Samir : Grâce à Francis Cabrel ; par le biais de ses rencontres musicales d’Astaffort. J’arrivais d’Algérie en 2002. Je me suis installé trois ans plus tard à Perpignan. Et Cabrel m’a conseillé de rencontrer Davy. Mais à ce moment-là, j’avais arrêté la musique.

Davy : Avant qu’il reprenne la musique en 2010, on se croisait de manière très occasionnelle à Perpignan. Par la suite, on se voyait lors de concerts. Samir avait son groupe Amane. On a chanté ensemble aux Musicales de Perpignan par exemple. C’est à ce moment-là qu’on a eu le déclic de faire un projet commun.

♦ Comment le thème de ce projet « Je viens d’où tu vas » vous est-il venu ?

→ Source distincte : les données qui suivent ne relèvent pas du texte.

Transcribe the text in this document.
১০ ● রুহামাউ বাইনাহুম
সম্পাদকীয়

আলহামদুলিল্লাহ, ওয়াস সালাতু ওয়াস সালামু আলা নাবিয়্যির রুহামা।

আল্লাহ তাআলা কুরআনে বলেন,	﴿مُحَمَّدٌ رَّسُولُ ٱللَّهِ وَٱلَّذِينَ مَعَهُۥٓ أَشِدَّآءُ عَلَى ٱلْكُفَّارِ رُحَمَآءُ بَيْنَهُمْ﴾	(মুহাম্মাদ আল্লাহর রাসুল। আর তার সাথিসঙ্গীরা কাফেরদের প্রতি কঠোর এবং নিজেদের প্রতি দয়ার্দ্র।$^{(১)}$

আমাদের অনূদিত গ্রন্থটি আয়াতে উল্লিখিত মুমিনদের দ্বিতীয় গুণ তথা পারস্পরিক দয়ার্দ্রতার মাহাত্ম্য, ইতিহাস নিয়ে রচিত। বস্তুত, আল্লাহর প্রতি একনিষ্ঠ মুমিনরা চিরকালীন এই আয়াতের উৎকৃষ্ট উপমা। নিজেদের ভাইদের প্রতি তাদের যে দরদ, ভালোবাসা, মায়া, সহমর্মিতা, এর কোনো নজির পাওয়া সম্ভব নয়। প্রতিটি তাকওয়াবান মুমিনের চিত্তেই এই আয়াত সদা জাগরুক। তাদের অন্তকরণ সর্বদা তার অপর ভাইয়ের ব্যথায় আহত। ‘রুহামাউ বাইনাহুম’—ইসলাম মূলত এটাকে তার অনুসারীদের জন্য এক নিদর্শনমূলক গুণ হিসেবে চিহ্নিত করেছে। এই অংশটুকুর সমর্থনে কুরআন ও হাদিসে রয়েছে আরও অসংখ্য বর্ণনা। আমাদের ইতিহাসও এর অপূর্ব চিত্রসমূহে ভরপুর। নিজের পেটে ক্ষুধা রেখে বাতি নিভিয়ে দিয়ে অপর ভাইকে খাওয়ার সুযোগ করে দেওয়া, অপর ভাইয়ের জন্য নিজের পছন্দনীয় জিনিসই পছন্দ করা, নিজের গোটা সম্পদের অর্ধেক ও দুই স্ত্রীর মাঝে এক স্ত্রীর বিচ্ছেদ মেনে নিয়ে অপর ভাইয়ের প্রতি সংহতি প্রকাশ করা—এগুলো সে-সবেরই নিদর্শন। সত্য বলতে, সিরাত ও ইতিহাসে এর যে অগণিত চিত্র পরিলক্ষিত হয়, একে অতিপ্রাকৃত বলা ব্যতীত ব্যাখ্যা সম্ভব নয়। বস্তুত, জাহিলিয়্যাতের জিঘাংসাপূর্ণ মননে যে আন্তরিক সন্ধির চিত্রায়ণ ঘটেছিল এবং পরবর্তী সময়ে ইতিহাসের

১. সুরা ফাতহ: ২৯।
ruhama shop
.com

Samir : De mon côté, j’avais déjà travaillé pour plusieurs compagnies théâtrales. J’avais l’impression que tout avait déjà été fait. Davy a suggéré de parler de nous-mêmes ; de notre histoire, tout simplement. J’ai trouvé ça super. On a mis sur papier nos biographies et nos CV respectifs. C’est comme ça que l’idée de « Je viens d’où tu vas » est née. On y parle de notre parcours, nos différences, et de nos points communs. Et puis c’est parti, yallah : on a écrit les chansons et le spectacle.

Davy : On y parle notamment de nos traumatismes. Mais ça se destine à un jeune public. Les choses négatives sont bien là ; de manière sous-jacente et suggérée. On veut partager un message d’espoir et de positivité.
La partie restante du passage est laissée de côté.